Because I plan to be doing a few more blind listening comparisons, I wanted to ask here for advise on methodology to maximize the generalize-ability of such results. You can read the results of my first blind test (where I used the methodology described below)
here where I recently compared KEF R3 vs Ascend Sierra 2EX.
However, I would greatly appreciate as much feedback and suggestions as possible to improving the methodology here! I want to make sure as much as possible is covered. And, if this thread goes well enough, maybe we can take the combined ideas here and make it into a sort of loose informal 'standard' for in-home blind test speaker comparisons.
For any blind listening test, the results are only as good as the control tests, the negative and positive controls.
The
Negative Control asks what fraction of listeners report, “I heard no difference” when there really was no difference in a test of speaker A vs. speaker A (or B vs. B). To state it conversely, the negative control measures how many false positive responses listeners made. Don’t assume there will be no false positives when you can measure how many there are. A blind listening test is a test of human perception. It isn’t an unfair trick to find out how many false positive answers are made. It’s very easy to do these negative controls, as no technical efforts are needed. But it does add to the number of blind listening trials listeners must sit through.
Each listener must be exposed to several such tests to determine what percent of his answers are false positives. For example, if a listener claimed to hear differences between A and B on 75% of his trials, but his False Positive rate was 45%, the real response rate would be 75% – 45% = 30%. (These are simply spitballed numbers, not the results of real tests.)
Similarly,
Positive Control tests are needed. These are tests designed to estimate how many negative responses are false negatives. A Positive Control would ask what fraction of listeners report, “I did hear a difference” where one really existed, or how many false negatives were there.

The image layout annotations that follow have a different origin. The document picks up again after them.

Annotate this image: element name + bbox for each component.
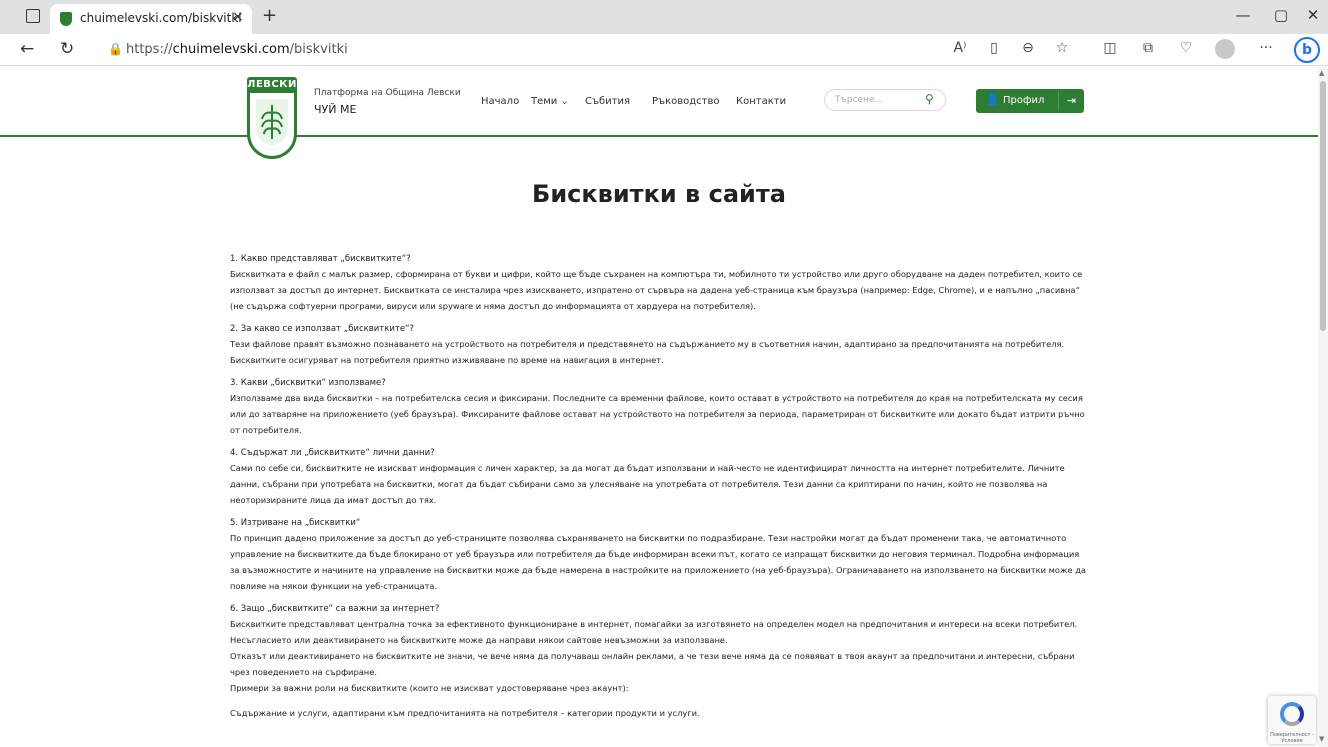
section-personal-data: 4. Съдържат ли „бисквитките“ лични данни… bbox=[230, 447, 1090, 508]
section-body: Бисквитките представляват централна точк… bbox=[230, 619, 1078, 645]
profile-button[interactable]: 👤 Профил ⇥ bbox=[976, 89, 1084, 113]
browser-tab[interactable]: chuimelevski.com/biskvitki × bbox=[50, 4, 252, 34]
close-window-button[interactable]: ✕ bbox=[1303, 6, 1323, 24]
immersive-reader-icon[interactable]: ▯ bbox=[984, 40, 1004, 56]
section-heading: 2. За какво се използват „бисквитките“? bbox=[230, 324, 415, 334]
scrollbar-thumb[interactable] bbox=[1320, 81, 1326, 331]
section-body: Бисквитката е файл с малък размер, сформ… bbox=[230, 269, 1083, 311]
refresh-button[interactable]: ↻ bbox=[60, 39, 74, 59]
brand-title[interactable]: ЧУЙ МЕ bbox=[314, 103, 356, 116]
url-text: https://chuimelevski.com/biskvitki bbox=[126, 42, 348, 57]
browser-tab-bar: chuimelevski.com/biskvitki × + — ▢ ✕ bbox=[0, 0, 1328, 34]
read-aloud-icon[interactable]: A⁾ bbox=[950, 40, 970, 56]
search-icon[interactable]: ⚲ bbox=[925, 92, 934, 106]
article-content: 1. Какво представляват „бисквитките“? Би… bbox=[230, 253, 1090, 721]
site-favicon-icon bbox=[60, 12, 72, 26]
address-bar-row: ← ↻ 🔒 https://chuimelevski.com/biskvitki… bbox=[0, 34, 1328, 66]
section-deleting-cookies: 5. Изтриване на „бисквитки“ По принцип д… bbox=[230, 517, 1090, 594]
user-icon: 👤 bbox=[986, 93, 1000, 106]
site-logo[interactable]: ЛЕВСКИ bbox=[247, 77, 297, 159]
scroll-down-icon[interactable]: ▼ bbox=[1319, 735, 1324, 743]
page-scrollbar[interactable]: ▲ ▼ bbox=[1318, 67, 1328, 747]
logo-shield-icon bbox=[247, 93, 297, 159]
logo-text: ЛЕВСКИ bbox=[247, 77, 297, 93]
section-cookie-types: 3. Какви „бисквитки“ използваме? Използв… bbox=[230, 377, 1090, 438]
section-heading: 5. Изтриване на „бисквитки“ bbox=[230, 518, 361, 528]
bing-copilot-icon[interactable]: b bbox=[1294, 37, 1320, 63]
section-heading: 4. Съдържат ли „бисквитките“ лични данни… bbox=[230, 448, 435, 458]
minimize-button[interactable]: — bbox=[1233, 6, 1253, 24]
maximize-button[interactable]: ▢ bbox=[1271, 6, 1291, 24]
tab-title: chuimelevski.com/biskvitki bbox=[80, 11, 242, 25]
back-button[interactable]: ← bbox=[20, 39, 34, 59]
section-cookie-purpose: 2. За какво се използват „бисквитките“? … bbox=[230, 323, 1090, 368]
tab-actions-icon[interactable] bbox=[26, 9, 40, 23]
section-body: По принцип дадено приложение за достъп д… bbox=[230, 533, 1087, 591]
recaptcha-badge[interactable]: Поверителност - Условия bbox=[1268, 696, 1316, 744]
lock-icon[interactable]: 🔒 bbox=[108, 42, 123, 56]
zoom-icon[interactable]: ⊖ bbox=[1018, 40, 1038, 56]
section-body: Сами по себе си, бисквитките не изискват… bbox=[230, 463, 1065, 505]
nav-home[interactable]: Начало bbox=[481, 96, 519, 107]
page-title: Бисквитки в сайта bbox=[532, 180, 786, 208]
section-body-3: Примери за важни роли на бисквитките (ко… bbox=[230, 683, 629, 693]
tab-close-icon[interactable]: × bbox=[232, 9, 244, 25]
logo-emblem bbox=[256, 99, 288, 145]
header-divider bbox=[0, 135, 1318, 137]
profile-label: Профил bbox=[1003, 95, 1045, 106]
split-screen-icon[interactable]: ◫ bbox=[1100, 40, 1120, 56]
more-icon[interactable]: ··· bbox=[1256, 40, 1276, 56]
section-body: Използваме два вида бисквитки – на потре… bbox=[230, 393, 1085, 435]
section-body: Тези файлове правят възможно познаването… bbox=[230, 339, 1065, 365]
nav-contacts[interactable]: Контакти bbox=[736, 96, 786, 107]
nav-events[interactable]: Събития bbox=[585, 96, 630, 107]
browser-essentials-icon[interactable]: ♡ bbox=[1176, 40, 1196, 56]
section-heading: 6. Защо „бисквитките“ са важни за интерн… bbox=[230, 604, 440, 614]
favorite-icon[interactable]: ☆ bbox=[1052, 40, 1072, 56]
profile-avatar[interactable] bbox=[1215, 39, 1235, 59]
url-field[interactable]: 🔒 https://chuimelevski.com/biskvitki bbox=[96, 37, 1096, 63]
section-heading: 3. Какви „бисквитки“ използваме? bbox=[230, 378, 386, 388]
new-tab-button[interactable]: + bbox=[262, 5, 277, 26]
recaptcha-text: Поверителност - Условия bbox=[1270, 732, 1314, 744]
section-heading: 1. Какво представляват „бисквитките“? bbox=[230, 254, 411, 264]
nav-guide[interactable]: Ръководство bbox=[652, 96, 720, 107]
section-importance: 6. Защо „бисквитките“ са важни за интерн… bbox=[230, 603, 1090, 696]
recaptcha-icon bbox=[1280, 702, 1304, 726]
collections-icon[interactable]: ⧉ bbox=[1138, 40, 1158, 56]
brand-subtitle: Платформа на Община Левски bbox=[314, 88, 461, 98]
partially-visible-line: Съдържание и услуги, адаптирани към пред… bbox=[230, 708, 700, 718]
logout-icon[interactable]: ⇥ bbox=[1058, 91, 1084, 111]
section-body-2: Отказът или деактивирането на бисквиткит… bbox=[230, 651, 1075, 677]
nav-topics[interactable]: Теми bbox=[531, 96, 569, 107]
scroll-up-icon[interactable]: ▲ bbox=[1319, 69, 1324, 77]
section-what-are-cookies: 1. Какво представляват „бисквитките“? Би… bbox=[230, 253, 1090, 314]
search-placeholder: Търсене... bbox=[835, 95, 884, 105]
web-page: ЛЕВСКИ Платформа на Община Левски ЧУЙ МЕ… bbox=[0, 67, 1318, 747]
search-input[interactable]: Търсене... ⚲ bbox=[824, 89, 946, 111]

Good positive control tests are more difficult to create than negative controls. Imagine a digital copy of well-recorded music. On top of it, add varying amounts of digital white or pink noise, so the listener would hear the music with no added noise (0%) as well a series of increasing noise (such as 2.5%, 5%, 7.5%, and 10%). What fraction of the listeners hear added noise at each of those levels? Without some testing, I’m not sure what would make useful positive controls, but I hope this illustrates what I mean.

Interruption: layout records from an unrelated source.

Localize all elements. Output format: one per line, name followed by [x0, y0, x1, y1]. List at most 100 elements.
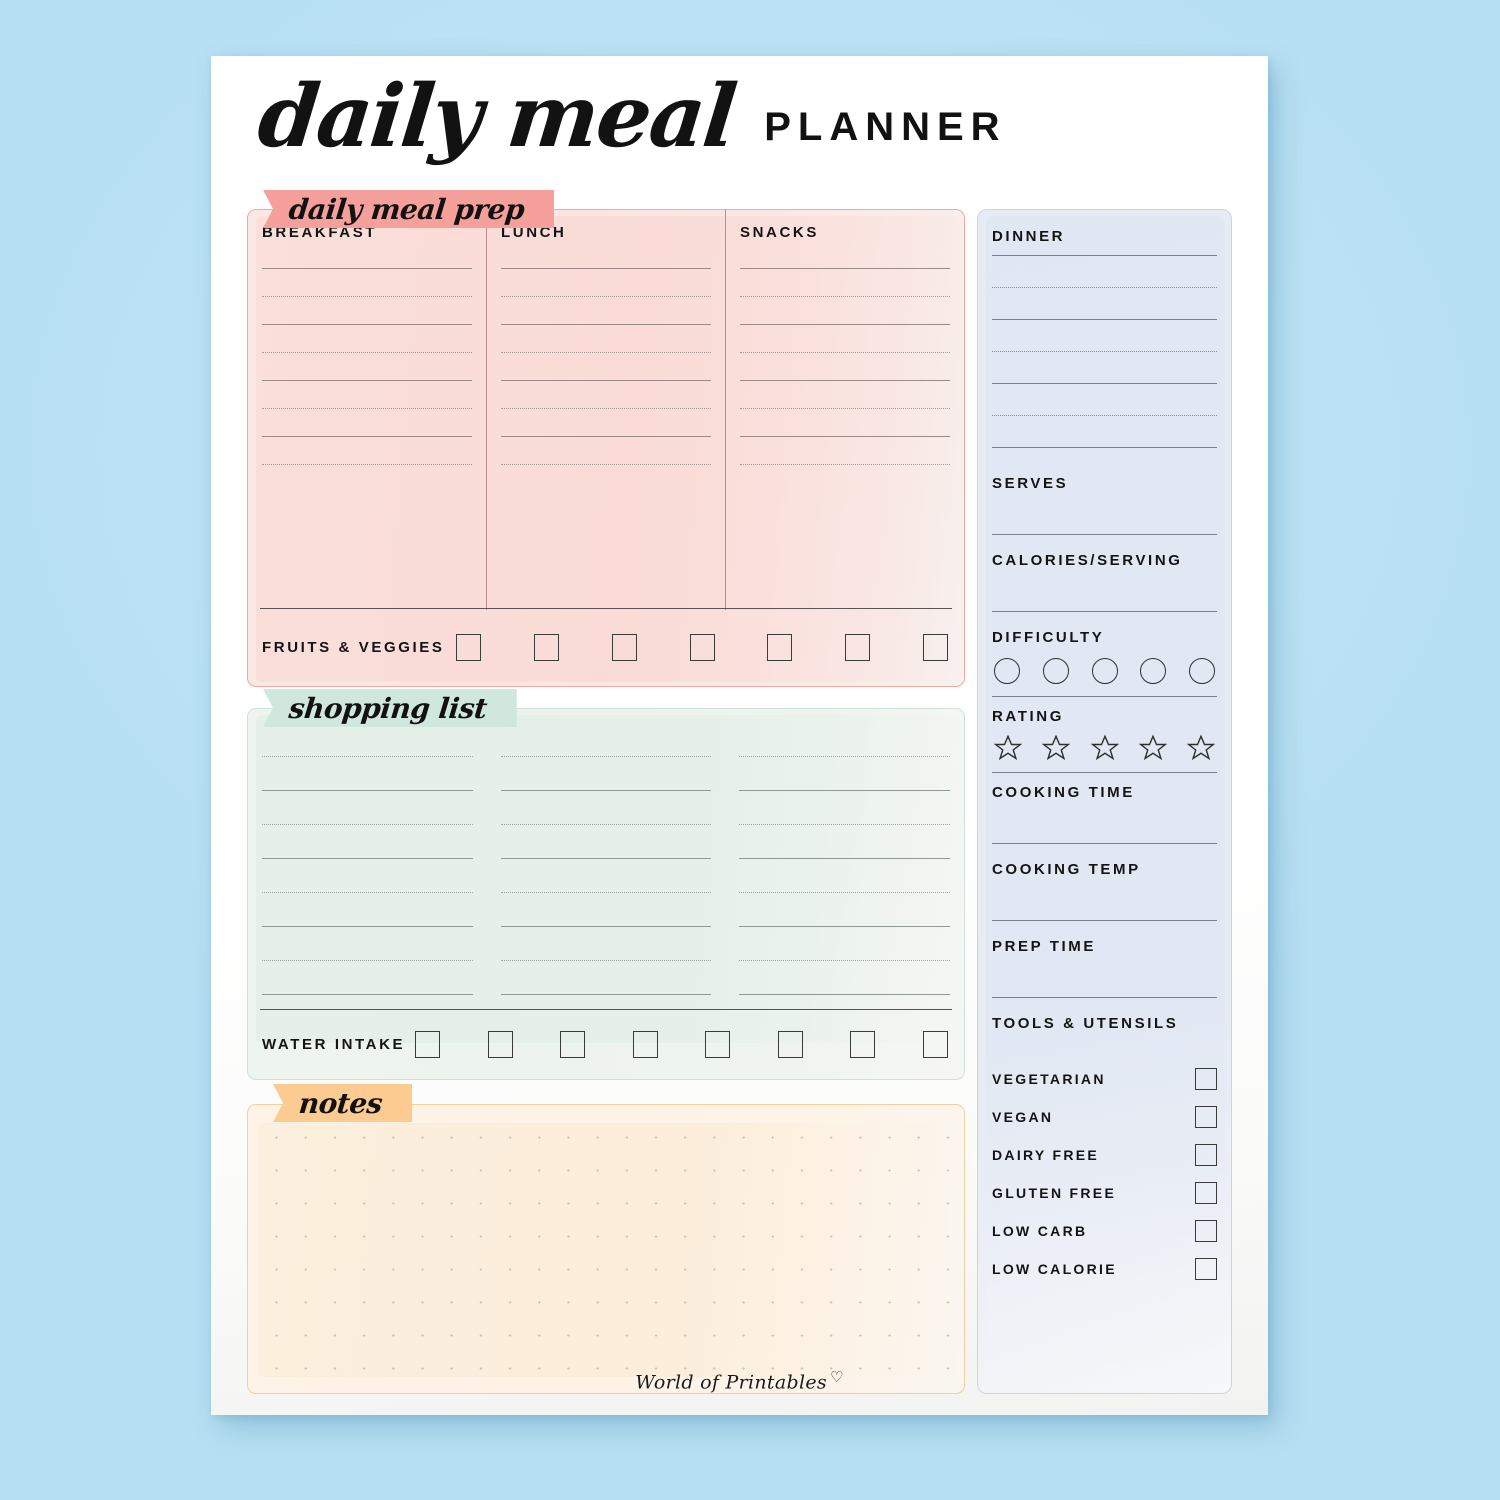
write-line[interactable] — [500, 892, 712, 893]
write-line[interactable] — [262, 324, 472, 325]
dietary-checkbox[interactable] — [1195, 1068, 1217, 1090]
cooking-time-field[interactable]: COOKING TIME — [992, 784, 1217, 844]
write-line[interactable] — [739, 926, 951, 927]
write-line[interactable] — [739, 790, 951, 791]
shopping-list-column-1[interactable] — [248, 723, 487, 999]
fruits-veggies-checkbox[interactable] — [767, 633, 793, 661]
write-line[interactable] — [500, 824, 712, 825]
calories-write-line[interactable] — [992, 611, 1217, 612]
write-line[interactable] — [262, 756, 473, 757]
water-intake-checkbox[interactable] — [922, 1030, 948, 1058]
write-line[interactable] — [262, 436, 472, 437]
write-line[interactable] — [500, 858, 712, 859]
dietary-checkbox[interactable] — [1195, 1220, 1217, 1242]
shopping-list-column-2[interactable] — [487, 723, 726, 999]
prep-time-write-line[interactable] — [992, 997, 1217, 998]
write-line[interactable] — [500, 756, 712, 757]
write-line[interactable] — [740, 324, 950, 325]
cooking-time-write-line[interactable] — [992, 843, 1217, 844]
write-line[interactable] — [501, 296, 711, 297]
write-line[interactable] — [740, 296, 950, 297]
write-line[interactable] — [500, 790, 712, 791]
write-line[interactable] — [992, 383, 1217, 384]
write-line[interactable] — [740, 408, 950, 409]
write-line[interactable] — [739, 756, 951, 757]
write-line[interactable] — [262, 824, 473, 825]
dinner-write-lines[interactable] — [992, 255, 1217, 448]
breakfast-write-lines[interactable] — [262, 268, 472, 465]
shopping-list-column-3[interactable] — [725, 723, 964, 999]
write-line[interactable] — [992, 351, 1217, 352]
write-line[interactable] — [740, 380, 950, 381]
write-line[interactable] — [501, 268, 711, 269]
circle-icon[interactable] — [1091, 658, 1118, 684]
calories-per-serving-field[interactable]: CALORIES/SERVING — [992, 552, 1217, 612]
dietary-checkbox[interactable] — [1195, 1182, 1217, 1204]
circle-icon[interactable] — [994, 658, 1020, 684]
write-line[interactable] — [739, 858, 951, 859]
lunch-write-lines[interactable] — [501, 268, 711, 465]
circle-icon[interactable] — [1042, 658, 1069, 684]
fruits-veggies-checkbox[interactable] — [922, 633, 948, 661]
write-line[interactable] — [501, 324, 711, 325]
water-intake-checkbox[interactable] — [705, 1030, 731, 1058]
dietary-row-low-calorie[interactable]: LOW CALORIE — [992, 1250, 1217, 1288]
write-line[interactable] — [500, 960, 712, 961]
dietary-row-gluten-free[interactable]: GLUTEN FREE — [992, 1174, 1217, 1212]
fruits-veggies-checkbox[interactable] — [689, 633, 715, 661]
prep-time-field[interactable]: PREP TIME — [992, 938, 1217, 998]
write-line[interactable] — [501, 464, 711, 465]
write-line[interactable] — [501, 352, 711, 353]
dietary-row-vegetarian[interactable]: VEGETARIAN — [992, 1060, 1217, 1098]
water-intake-checkbox[interactable] — [850, 1030, 876, 1058]
write-line[interactable] — [992, 319, 1217, 320]
write-line[interactable] — [262, 464, 472, 465]
write-line[interactable] — [739, 824, 951, 825]
star-icon[interactable] — [1042, 734, 1071, 762]
star-icon[interactable] — [1138, 734, 1167, 762]
write-line[interactable] — [740, 436, 950, 437]
serves-write-line[interactable] — [992, 534, 1217, 535]
write-line[interactable] — [739, 960, 951, 961]
star-icon[interactable] — [1187, 734, 1215, 762]
circle-icon[interactable] — [1189, 658, 1215, 684]
dietary-row-dairy-free[interactable]: DAIRY FREE — [992, 1136, 1217, 1174]
write-line[interactable] — [992, 255, 1217, 256]
dietary-checkbox[interactable] — [1195, 1258, 1217, 1280]
fruits-veggies-checkbox[interactable] — [534, 633, 560, 661]
write-line[interactable] — [740, 464, 950, 465]
write-line[interactable] — [262, 994, 473, 995]
snacks-write-lines[interactable] — [740, 268, 950, 465]
notes-panel[interactable] — [247, 1104, 965, 1394]
write-line[interactable] — [501, 436, 711, 437]
write-line[interactable] — [739, 994, 951, 995]
water-intake-checkbox[interactable] — [560, 1030, 586, 1058]
serves-field[interactable]: SERVES — [992, 475, 1217, 535]
write-line[interactable] — [262, 892, 473, 893]
write-line[interactable] — [500, 994, 712, 995]
write-line[interactable] — [992, 447, 1217, 448]
write-line[interactable] — [262, 960, 473, 961]
write-line[interactable] — [262, 926, 473, 927]
water-intake-checkbox[interactable] — [632, 1030, 658, 1058]
tools-utensils-field[interactable]: TOOLS & UTENSILS — [992, 1015, 1217, 1032]
circle-icon[interactable] — [1140, 658, 1167, 684]
write-line[interactable] — [262, 352, 472, 353]
fruits-veggies-checkbox[interactable] — [845, 633, 871, 661]
dietary-row-low-carb[interactable]: LOW CARB — [992, 1212, 1217, 1250]
write-line[interactable] — [740, 352, 950, 353]
star-icon[interactable] — [994, 734, 1022, 762]
water-intake-checkbox[interactable] — [415, 1030, 441, 1058]
write-line[interactable] — [501, 380, 711, 381]
write-line[interactable] — [992, 287, 1217, 288]
write-line[interactable] — [501, 408, 711, 409]
dietary-checkbox[interactable] — [1195, 1144, 1217, 1166]
write-line[interactable] — [262, 296, 472, 297]
write-line[interactable] — [992, 415, 1217, 416]
write-line[interactable] — [262, 790, 473, 791]
write-line[interactable] — [262, 408, 472, 409]
dietary-row-vegan[interactable]: VEGAN — [992, 1098, 1217, 1136]
cooking-temp-field[interactable]: COOKING TEMP — [992, 861, 1217, 921]
water-intake-checkbox[interactable] — [777, 1030, 803, 1058]
write-line[interactable] — [262, 380, 472, 381]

The Positive Control would provide answers to what subtle differences listeners actually could hear. It would also be an internal measure of just how good the entire measurement system is. This would include electronic gear, speakers, room acoustics, and variables among different listeners and variable responses from a single listener over time due to burn-out, fatigue, inattention, etc. If people repeat this positive control test at different times using different gear or listeners, these positive controls could work as internal standards allowing more meaningful comparisons among these different tests.
If suitable positive control tests are found, listening results can be further judged. How many listeners hear a difference for the positive control and how many fail would be an important measure of the effectiveness of the listening test apparatus and of variability among individual listeners. The fraction of listeners who meet these conditions, might be considered as a measure of validity for the whole listening test. Ideally, all listeners would hear a difference in the positive control and none would hear a difference in the A–A or B–B test. However, it is possible to deviate from the ideal and still make useful conclusions, as long as suitable controls are included for each listener to determine the frequency of false negative and false positive responses.